Meanwhile, Animal Politico features a column by Sonja Wolf, a researcher with the Mexico City-based Institute for Security and Democracy (Insyde). Wolf takes a critical eye at a Mexico’s new comprehensive approach towards migration, launched earlier this year, noting that it suffers from a lack of funding and serious logistical flaws.

News Briefs
  • The L.A. Times reports on a conflict over water resources on the outskirts of Mexico City, noting that poor residents’ fears of having their water source diverted towards wealthier areas mirror widespread distrust that many Mexicans harbor towards the government and economic elites.
  • Lawmakers in the Brazilian state of São Paulo on Thursday passed a law prohibiting the use of masks during protests, amid concerns that it encouraged vandalism and confrontational black-bloc-style tactics against police, Globo reports. News site Ponte notes that similar laws have also passed in Minas Gerais and Rio de Janeiro states, measures which human rights groups like Conectas have claimed infringe on the right to protest.
  • The New York Times’ Simon Romero looks at how the response by some Brazilians to the injury of star soccer player Neymar in Friday’s game against Colombia, the result of a knee to the back by Afro-Colombian player Juan Camilo Zuñiga, illustrates persistent racism in the country.
  • The Nicaraguan government and the Chinese firm behind plans to build a rival to the Panama canal unveiled the proposed route of the canal yesterday, and announced that the project will break ground later this year. However, environmentalist critics of the plan claim that it could threaten Lake Nicaragua, the largest freshwater lake in Central America.
  • McClatchy features a skeptical take on Mexico’s telecommunications law, noting that while an initial law passed last year was billed as a blow to the country’s media monopolies, the debate over accompanying legislation has been marked by intensive lobbying efforts by major media conglomerates. Some lawmakers, especially in the opposition, have accused the ruling PRI of making arrangements with media giant Televisa to protect its interests.

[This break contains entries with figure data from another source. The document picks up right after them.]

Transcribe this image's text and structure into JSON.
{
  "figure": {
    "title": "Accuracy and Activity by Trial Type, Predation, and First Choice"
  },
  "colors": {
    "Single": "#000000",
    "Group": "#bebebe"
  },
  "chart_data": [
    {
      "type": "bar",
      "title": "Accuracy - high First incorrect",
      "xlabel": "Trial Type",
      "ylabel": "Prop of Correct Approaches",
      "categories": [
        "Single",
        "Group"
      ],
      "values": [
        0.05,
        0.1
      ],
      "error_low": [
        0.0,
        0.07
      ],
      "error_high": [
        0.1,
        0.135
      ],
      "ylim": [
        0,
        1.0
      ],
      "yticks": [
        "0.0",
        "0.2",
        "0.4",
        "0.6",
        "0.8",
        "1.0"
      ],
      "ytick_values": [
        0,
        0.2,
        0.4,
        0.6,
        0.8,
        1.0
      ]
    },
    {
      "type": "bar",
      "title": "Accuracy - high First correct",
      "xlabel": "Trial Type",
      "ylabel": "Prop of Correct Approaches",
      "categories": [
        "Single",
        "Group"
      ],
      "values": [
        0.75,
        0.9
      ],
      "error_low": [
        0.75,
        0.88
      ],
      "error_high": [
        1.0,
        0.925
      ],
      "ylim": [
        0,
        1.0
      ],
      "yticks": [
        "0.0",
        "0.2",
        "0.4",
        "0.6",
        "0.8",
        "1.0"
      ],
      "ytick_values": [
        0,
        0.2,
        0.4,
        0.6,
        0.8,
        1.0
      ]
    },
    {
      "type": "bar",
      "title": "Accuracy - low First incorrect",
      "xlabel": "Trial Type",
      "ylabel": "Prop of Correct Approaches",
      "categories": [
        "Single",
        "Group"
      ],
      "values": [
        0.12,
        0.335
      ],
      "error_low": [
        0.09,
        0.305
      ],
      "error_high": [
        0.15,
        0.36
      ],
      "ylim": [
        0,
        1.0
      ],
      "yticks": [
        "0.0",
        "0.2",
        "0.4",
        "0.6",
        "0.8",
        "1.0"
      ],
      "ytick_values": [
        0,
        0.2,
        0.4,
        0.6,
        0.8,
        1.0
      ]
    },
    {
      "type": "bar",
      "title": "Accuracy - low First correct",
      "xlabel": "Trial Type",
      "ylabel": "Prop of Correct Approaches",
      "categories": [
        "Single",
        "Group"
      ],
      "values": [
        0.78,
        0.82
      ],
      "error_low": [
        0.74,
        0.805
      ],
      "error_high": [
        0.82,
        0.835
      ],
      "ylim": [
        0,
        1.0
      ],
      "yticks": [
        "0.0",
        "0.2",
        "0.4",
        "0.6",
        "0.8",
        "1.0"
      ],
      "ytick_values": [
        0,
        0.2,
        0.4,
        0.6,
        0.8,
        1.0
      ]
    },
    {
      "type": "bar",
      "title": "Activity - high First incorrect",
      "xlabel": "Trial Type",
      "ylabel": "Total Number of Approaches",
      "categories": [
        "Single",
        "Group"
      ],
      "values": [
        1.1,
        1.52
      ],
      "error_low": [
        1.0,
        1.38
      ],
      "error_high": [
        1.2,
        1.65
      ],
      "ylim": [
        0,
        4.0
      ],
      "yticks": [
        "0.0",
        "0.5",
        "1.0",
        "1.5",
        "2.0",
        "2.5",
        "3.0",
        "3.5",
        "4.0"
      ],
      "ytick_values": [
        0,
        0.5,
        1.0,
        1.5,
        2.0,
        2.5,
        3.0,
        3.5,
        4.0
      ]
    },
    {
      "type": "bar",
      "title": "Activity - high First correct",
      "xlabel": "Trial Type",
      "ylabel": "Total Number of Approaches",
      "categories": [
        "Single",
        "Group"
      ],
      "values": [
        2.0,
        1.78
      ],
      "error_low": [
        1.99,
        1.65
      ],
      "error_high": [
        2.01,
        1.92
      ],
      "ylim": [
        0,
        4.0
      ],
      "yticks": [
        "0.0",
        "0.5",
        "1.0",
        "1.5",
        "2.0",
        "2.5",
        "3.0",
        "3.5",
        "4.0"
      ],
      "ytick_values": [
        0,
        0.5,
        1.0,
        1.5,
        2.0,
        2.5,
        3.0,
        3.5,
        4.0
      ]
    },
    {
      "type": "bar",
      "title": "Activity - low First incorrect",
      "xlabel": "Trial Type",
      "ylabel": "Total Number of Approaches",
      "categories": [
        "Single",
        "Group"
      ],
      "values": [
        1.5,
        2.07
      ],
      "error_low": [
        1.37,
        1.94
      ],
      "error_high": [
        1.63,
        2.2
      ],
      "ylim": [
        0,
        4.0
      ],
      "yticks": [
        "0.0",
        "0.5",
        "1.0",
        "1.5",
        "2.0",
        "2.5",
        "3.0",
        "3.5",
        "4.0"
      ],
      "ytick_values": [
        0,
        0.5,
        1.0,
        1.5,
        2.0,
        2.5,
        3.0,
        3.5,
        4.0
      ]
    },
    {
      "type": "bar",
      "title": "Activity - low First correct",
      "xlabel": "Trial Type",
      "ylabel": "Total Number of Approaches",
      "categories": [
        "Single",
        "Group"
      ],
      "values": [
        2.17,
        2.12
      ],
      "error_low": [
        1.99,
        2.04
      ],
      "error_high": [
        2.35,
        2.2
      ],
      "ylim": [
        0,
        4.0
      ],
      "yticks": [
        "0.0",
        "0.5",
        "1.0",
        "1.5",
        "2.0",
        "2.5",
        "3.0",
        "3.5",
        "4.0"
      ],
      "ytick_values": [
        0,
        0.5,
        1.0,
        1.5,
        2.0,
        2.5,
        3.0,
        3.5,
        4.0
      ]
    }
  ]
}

  • While Peruvian President Ollanta Humala has defended Interior Minister Daniel Urresti from critics calling for his ouster because of the murder charges against him, a growing number of civil society actors in the country are demanding his resignation.  As Peruvian news site La Mula reports, the list now includes two former members of Peru’s Truth and Reconciliation Commission, Salomon Lerner Febres and Carlos Tapia.
  • While the U.S. and Venezuela exchanging charges d'affaires last week was described by Venezuelan authorities as part of a new effort to improve ties, State Department spokeswoman Jen Psaki told reporters yesterday that the move was not motivated by anything specific and that the U.S. retains “concerns” about accusations made against the U.S. by the Maduro government, BBC Mundo reports.
  • Chilean President Michelle Bachelet announced yesterday that her government intends to challenge the competency of the International Court of Justice to rule on a border dispute claim filed by Bolivia, which is seeking to recover maritime access, according to La Tercera.